I know “inner child” has become a widely accepted concept in mental health lately—but it truly has clicked how I perceive that and how I can physically feel myself at younger stages struggling with understanding my feelings and reactions. We all move through life so quickly that we do not give ourselves enough time to process. What are you currently processing right now?
If you could read any artist's journal, who would it be and why? I'd be really interested to read Julie Mehretu's journals. I've followed her since high school, and I find her approach to scale and dimension so intriguing. I love her work so much.
Do you journal in the morning or at night? I prefer morning or daytime. By night, my brain is worn down and less organic and surprising, so I like the fresh approach earlier in the day. But if something comes up, I'll always write it down, especially in my phone notes app, and write it in my journal later. The Artist's Way inspired me to journal in the morning. It's very dated, but there are some valuable approaches and exercises in it.
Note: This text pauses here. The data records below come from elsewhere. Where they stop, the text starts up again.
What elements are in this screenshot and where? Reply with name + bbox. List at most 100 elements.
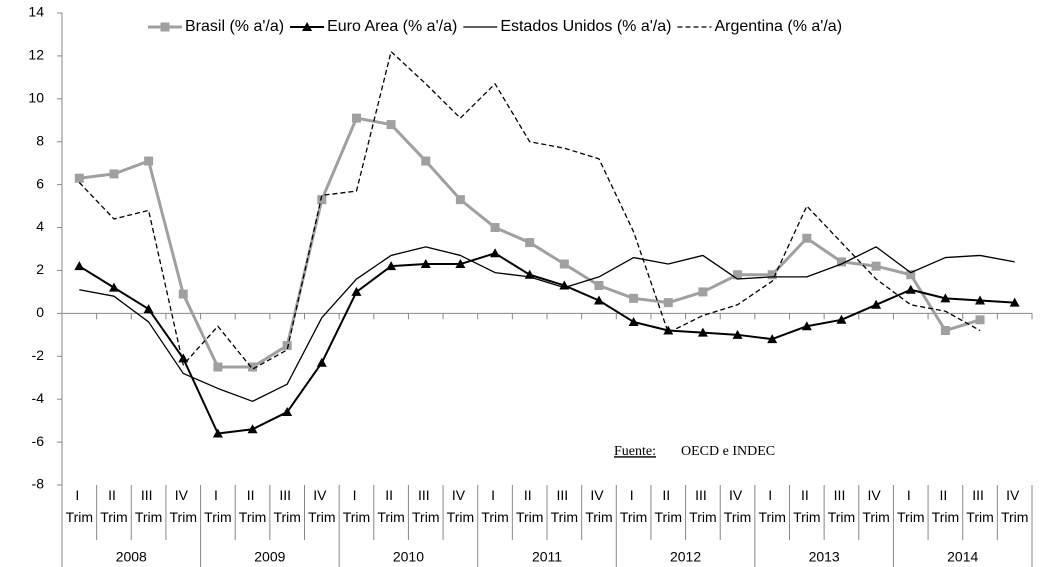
x-tick-label: III Trim bbox=[412, 487, 439, 525]
marker bbox=[871, 261, 881, 271]
x-tick-label: I Trim bbox=[204, 487, 231, 525]
x-tick-label: II Trim bbox=[100, 487, 127, 525]
marker bbox=[698, 287, 708, 297]
y-tick-label: 10 bbox=[28, 90, 44, 106]
year-label: 2010 bbox=[393, 549, 424, 565]
marker bbox=[143, 304, 154, 314]
y-tick-label: 0 bbox=[36, 304, 44, 320]
marker bbox=[871, 299, 882, 309]
year-label: 2013 bbox=[809, 549, 840, 565]
y-tick-label: 2 bbox=[36, 261, 44, 277]
year-label: 2014 bbox=[947, 549, 978, 565]
marker bbox=[420, 259, 431, 269]
series-line bbox=[78, 50, 981, 370]
x-tick-label: I Trim bbox=[620, 487, 647, 525]
marker bbox=[940, 293, 951, 303]
marker bbox=[594, 280, 604, 290]
y-tick-label: 14 bbox=[28, 4, 44, 20]
series-line bbox=[78, 252, 1015, 435]
x-tick-label: I Trim bbox=[897, 487, 924, 525]
y-tick-label: 12 bbox=[28, 47, 44, 63]
x-tick-label: II Trim bbox=[655, 487, 682, 525]
marker bbox=[178, 289, 188, 299]
x-tick-label: IV Trim bbox=[308, 487, 335, 525]
marker bbox=[213, 362, 223, 372]
series bbox=[78, 50, 981, 370]
marker bbox=[316, 357, 327, 367]
marker bbox=[732, 329, 743, 339]
marker bbox=[975, 315, 985, 325]
marker bbox=[455, 259, 466, 269]
x-tick-label: III Trim bbox=[551, 487, 578, 525]
series bbox=[74, 113, 985, 372]
y-tick-label: -2 bbox=[32, 347, 45, 363]
marker bbox=[733, 270, 743, 280]
series bbox=[74, 248, 1020, 438]
marker bbox=[386, 261, 397, 271]
legend-label: Brasil (% a'/a) bbox=[185, 18, 284, 35]
marker bbox=[559, 259, 569, 269]
marker bbox=[663, 325, 674, 335]
legend-label: Argentina (% a'/a) bbox=[714, 18, 842, 35]
year-label: 2009 bbox=[254, 549, 285, 565]
legend-label: Estados Unidos (% a'/a) bbox=[500, 18, 671, 35]
x-tick-label: I Trim bbox=[481, 487, 508, 525]
x-tick-label: I Trim bbox=[66, 487, 93, 525]
source-label: Fuente: bbox=[614, 444, 656, 459]
year-label: 2011 bbox=[532, 549, 562, 565]
x-tick-label: IV Trim bbox=[862, 487, 889, 525]
marker bbox=[247, 424, 258, 434]
marker bbox=[525, 238, 535, 248]
marker bbox=[351, 286, 362, 296]
series-line bbox=[79, 246, 1015, 402]
x-tick-label: III Trim bbox=[689, 487, 716, 525]
x-tick-label: IV Trim bbox=[724, 487, 751, 525]
y-tick-label: -8 bbox=[32, 476, 45, 492]
marker bbox=[421, 156, 431, 166]
marker bbox=[74, 173, 84, 183]
marker bbox=[801, 321, 812, 331]
legend-label: Euro Area (% a'/a) bbox=[327, 18, 457, 35]
x-tick-label: II Trim bbox=[516, 487, 543, 525]
marker bbox=[282, 341, 292, 351]
marker bbox=[490, 223, 500, 233]
marker bbox=[697, 327, 708, 337]
x-tick-label: III Trim bbox=[828, 487, 855, 525]
y-tick-label: 6 bbox=[36, 175, 44, 191]
marker bbox=[212, 428, 223, 438]
x-tick-label: I Trim bbox=[758, 487, 785, 525]
marker bbox=[836, 257, 846, 267]
marker bbox=[802, 233, 812, 243]
marker bbox=[905, 284, 916, 294]
y-tick-label: -6 bbox=[32, 433, 45, 449]
marker bbox=[74, 261, 85, 271]
x-tick-label: II Trim bbox=[239, 487, 266, 525]
y-tick-label: 4 bbox=[36, 218, 44, 234]
marker bbox=[317, 195, 327, 205]
marker bbox=[282, 407, 293, 417]
marker bbox=[628, 316, 639, 326]
marker bbox=[629, 293, 639, 303]
marker bbox=[836, 314, 847, 324]
x-tick-label: IV Trim bbox=[447, 487, 474, 525]
marker bbox=[109, 169, 119, 179]
marker bbox=[593, 295, 604, 305]
marker bbox=[144, 156, 154, 166]
y-tick-label: -4 bbox=[32, 390, 45, 406]
x-tick-label: I Trim bbox=[343, 487, 370, 525]
marker bbox=[1009, 297, 1020, 307]
x-tick-label: IV Trim bbox=[170, 487, 197, 525]
x-tick-label: IV Trim bbox=[1001, 487, 1028, 525]
year-label: 2008 bbox=[116, 549, 147, 565]
series bbox=[79, 246, 1015, 402]
legend-marker bbox=[302, 22, 313, 31]
marker bbox=[767, 270, 777, 280]
x-tick-label: II Trim bbox=[932, 487, 959, 525]
x-tick-label: IV Trim bbox=[585, 487, 612, 525]
x-tick-label: III Trim bbox=[135, 487, 162, 525]
marker bbox=[975, 295, 986, 305]
marker bbox=[663, 298, 673, 308]
y-tick-label: 8 bbox=[36, 132, 44, 148]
What's your ideal journaling environment? I love to have a candle lit. I listen to my playlists with noise-canceling headphones. I need natural light, a window open, and greenery around me. I need a clean desk, maybe some kombucha or tea, and lots of water. I do journal outside in public, where I can also disappear into noise and nothingness.
What's your go-to journaling tip for those just starting? Don't pressure yourself about how much you write or what you say. Be absolutely honest and—if you can—maybe dissect what you say, write something, and take it in two directions. See what else is hiding in the layers you haven't realized yet. This is your time, and you deserve to feel heard, even by your own self.